When comparing the latency of read-only transactions, we can notice that in read-dominated workloads, P8TM achieves up to one order of magnitude lower latency than HTM-SGL at 32 threads and an average (geometric mean) latency reduction of \(\sim 6.2 \times \) across all thread counts. We can also notice that both P8TM and HERWL consistently achieve, on average, a slightly lower latency for read-only transactions compared to \(\hbox {P8TM}^{UCB}\). This can be attributed to the overhead imposed by \(\hbox {P8TM}^{UCB}\) for determining which execution path transaction should follow. For the update transactions, in the read-dominated workload, HTM-SGL achieves up to \(\sim 1.8 \times \) lower latency compared to P8TM at 32 threads and an average (geometric mean) latency reduction of \(7\%\) across all thread counts. Update transactions with P8TM execute the synchronize() function before committing, which can impose a non-negligible delay if there is a large number of active long-running transactions using the URO path.
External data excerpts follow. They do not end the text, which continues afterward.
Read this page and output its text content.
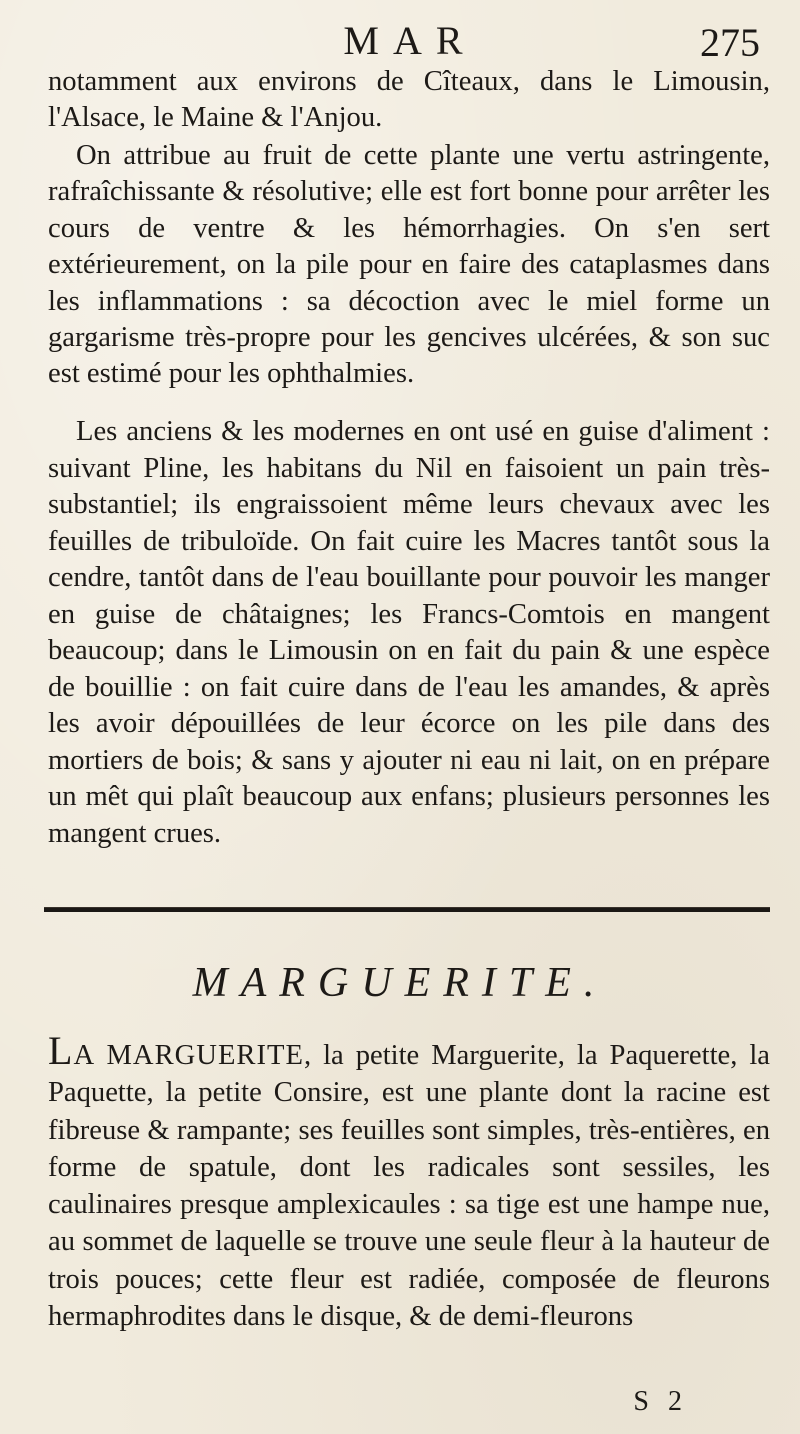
MAR	275

notamment aux environs de Cîteaux, dans le Limousin, l'Alsace, le Maine & l'Anjou.

On attribue au fruit de cette plante une vertu astringente, rafraîchissante & résolutive; elle est fort bonne pour arrêter les cours de ventre & les hémorrhagies. On s'en sert extérieurement, on la pile pour en faire des cataplasmes dans les inflammations : sa décoction avec le miel forme un gargarisme très-propre pour les gencives ulcérées, & son suc est estimé pour les ophthalmies.

Les anciens & les modernes en ont usé en guise d'aliment : suivant Pline, les habitans du Nil en faisoient un pain très-substantiel; ils engraissoient même leurs chevaux avec les feuilles de tribuloïde. On fait cuire les Macres tantôt sous la cendre, tantôt dans de l'eau bouillante pour pouvoir les manger en guise de châtaignes; les Francs-Comtois en mangent beaucoup; dans le Limousin on en fait du pain & une espèce de bouillie : on fait cuire dans de l'eau les amandes, & après les avoir dépouillées de leur écorce on les pile dans des mortiers de bois; & sans y ajouter ni eau ni lait, on en prépare un mêt qui plaît beaucoup aux enfans; plusieurs personnes les mangent crues.

MARGUERITE.

LA MARGUERITE, la petite Marguerite, la Paquerette, la Paquette, la petite Consire, est une plante dont la racine est fibreuse & rampante; ses feuilles sont simples, très-entières, en forme de spatule, dont les radicales sont sessiles, les caulinaires presque amplexicaules : sa tige est une hampe nue, au sommet de laquelle se trouve une seule fleur à la hauteur de trois pouces; cette fleur est radiée, composée de fleurons hermaphrodites dans le disque, & de demi-fleurons

S 2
It is worth recalling here that update transactions do not wait for newly activated read-only transactions, which places an upper bound on the delay and justifies why the latency of update transaction does not grow significantly. Overall, we note that the gains in terms of reduced latency for read-only transactions largely outweighs the slow-down imposed to update transactions, which explains why P8TM and \(\hbox {P8TM}^{UCB}\) achieve much higher throughput with respect to HTM-SGL.
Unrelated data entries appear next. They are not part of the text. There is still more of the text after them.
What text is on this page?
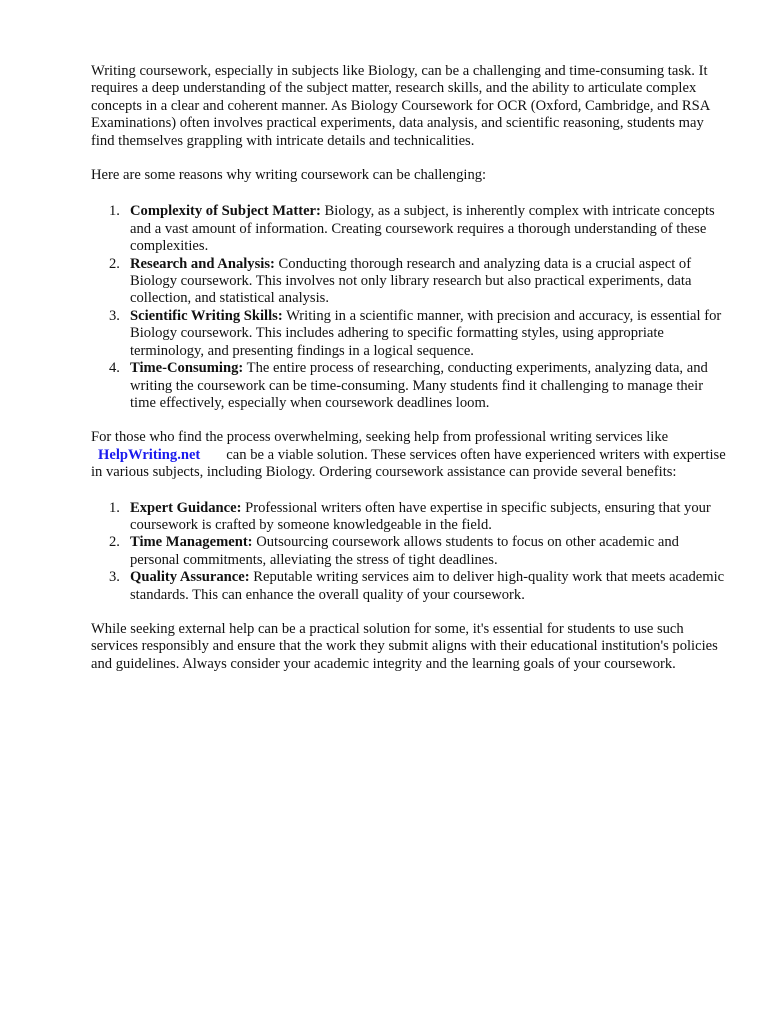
Writing coursework, especially in subjects like Biology, can be a challenging and time-consuming task. It requires a deep understanding of the subject matter, research skills, and the ability to articulate complex concepts in a clear and coherent manner. As Biology Coursework for OCR (Oxford, Cambridge, and RSA Examinations) often involves practical experiments, data analysis, and scientific reasoning, students may find themselves grappling with intricate details and technicalities.

Here are some reasons why writing coursework can be challenging:

1. Complexity of Subject Matter: Biology, as a subject, is inherently complex with intricate concepts and a vast amount of information. Creating coursework requires a thorough understanding of these complexities.
2. Research and Analysis: Conducting thorough research and analyzing data is a crucial aspect of Biology coursework. This involves not only library research but also practical experiments, data collection, and statistical analysis.
3. Scientific Writing Skills: Writing in a scientific manner, with precision and accuracy, is essential for Biology coursework. This includes adhering to specific formatting styles, using appropriate terminology, and presenting findings in a logical sequence.
4. Time-Consuming: The entire process of researching, conducting experiments, analyzing data, and writing the coursework can be time-consuming. Many students find it challenging to manage their time effectively, especially when coursework deadlines loom.

For those who find the process overwhelming, seeking help from professional writing services like
HelpWriting.net can be a viable solution. These services often have experienced writers with expertise in various subjects, including Biology. Ordering coursework assistance can provide several benefits:

1. Expert Guidance: Professional writers often have expertise in specific subjects, ensuring that your coursework is crafted by someone knowledgeable in the field.
2. Time Management: Outsourcing coursework allows students to focus on other academic and personal commitments, alleviating the stress of tight deadlines.
3. Quality Assurance: Reputable writing services aim to deliver high-quality work that meets academic standards. This can enhance the overall quality of your coursework.

While seeking external help can be a practical solution for some, it's essential for students to use such services responsibly and ensure that the work they submit aligns with their educational institution's policies and guidelines. Always consider your academic integrity and the learning goals of your coursework.
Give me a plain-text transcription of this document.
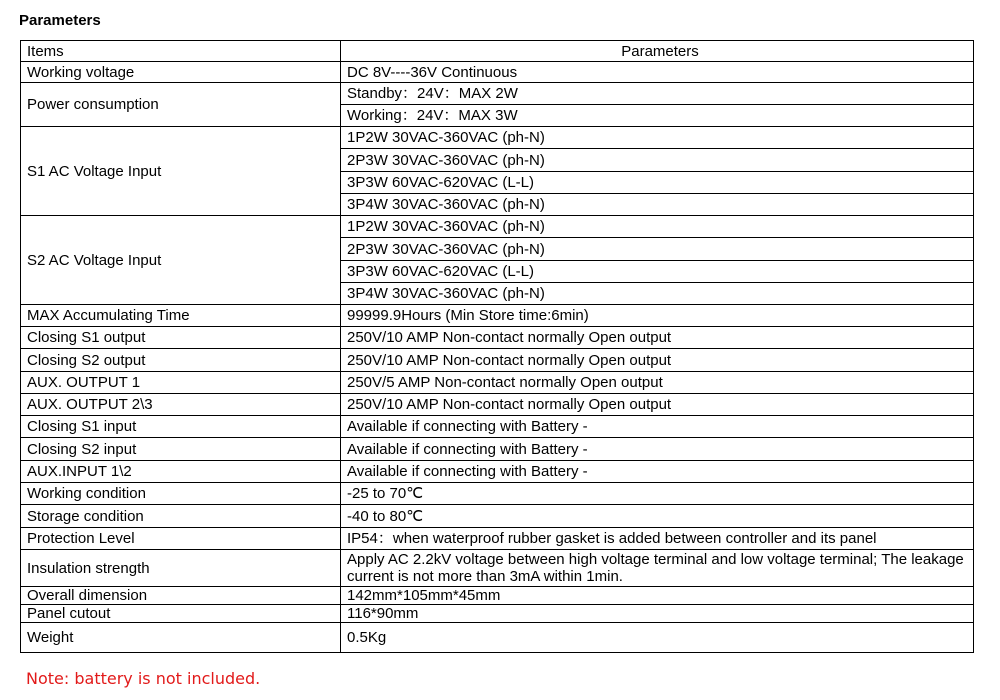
Parameters
Items	Parameters
Working voltage	DC 8V----36V Continuous
Power consumption	Standby：24V：MAX 2W
	Working：24V：MAX 3W
S1 AC Voltage Input	1P2W 30VAC-360VAC (ph-N)
	2P3W 30VAC-360VAC (ph-N)
	3P3W 60VAC-620VAC (L-L)
	3P4W 30VAC-360VAC (ph-N)
S2 AC Voltage Input	1P2W 30VAC-360VAC (ph-N)
	2P3W 30VAC-360VAC (ph-N)
	3P3W 60VAC-620VAC (L-L)
	3P4W 30VAC-360VAC (ph-N)
MAX Accumulating Time	99999.9Hours (Min Store time:6min)
Closing S1 output	250V/10 AMP Non-contact normally Open output
Closing S2 output	250V/10 AMP Non-contact normally Open output
AUX. OUTPUT 1	250V/5 AMP Non-contact normally Open output
AUX. OUTPUT 2\3	250V/10 AMP Non-contact normally Open output
Closing S1 input	Available if connecting with Battery -
Closing S2 input	Available if connecting with Battery -
AUX.INPUT 1\2	Available if connecting with Battery -
Working condition	-25 to 70℃
Storage condition	-40 to 80℃
Protection Level	IP54：when waterproof rubber gasket is added between controller and its panel
Insulation strength	Apply AC 2.2kV voltage between high voltage terminal and low voltage terminal; The leakage current is not more than 3mA within 1min.
Overall dimension	142mm*105mm*45mm
Panel cutout	116*90mm
Weight	0.5Kg
Note: battery is not included.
Finally, thanks to its ability to choose the most effective execution path, \(\hbox {P8TM}^{UCB}\) yields an increased latency for update transactions, when compared to HTM-SGL, only with low number of threads. However, \(\hbox {P8TM}^{UCB}\) manages to achieve up to \(\sim 3 \times \) lower latency with higher number of threads with respect to both HTM-SGL and P8TM. These gains stem from the fact that \(\hbox {P8TM}^{UCB}\) opts for using ROTs for update transactions, thus avoiding wasting time in unsuccessful attempts using HTM.

9 Conclusion

We presented P8TM, a TM system that tackles what is, arguably, the key limitation of existing HTM systems: the inability to execute transactions whose working sets exceed the capacity of CPU caches. This is achieved by novel techniques that exploit hardware capabilities available in POWER8 processors. Via an extensive experimental evaluation, we have shown that P8TM provides robust performance across a wide range of benchmarks, ranging from simple data structures to complex applications, and achieves remarkable speedups.

The importance of P8TM stems from the consideration that the best-effort nature of current HTM implementations is not expected to change in the near future. Therefore, techniques that mitigate the intrinsic limitations of HTM can broaden its applicability to a wider range of real-life workloads. We conclude by arguing that the performance benefits achievable by P8TM thanks to the use of the ROT and suspend/resume mechanisms represent a relevant motivation for integrating these features in future generations of HTM-enabled processors (like Intel’s ones).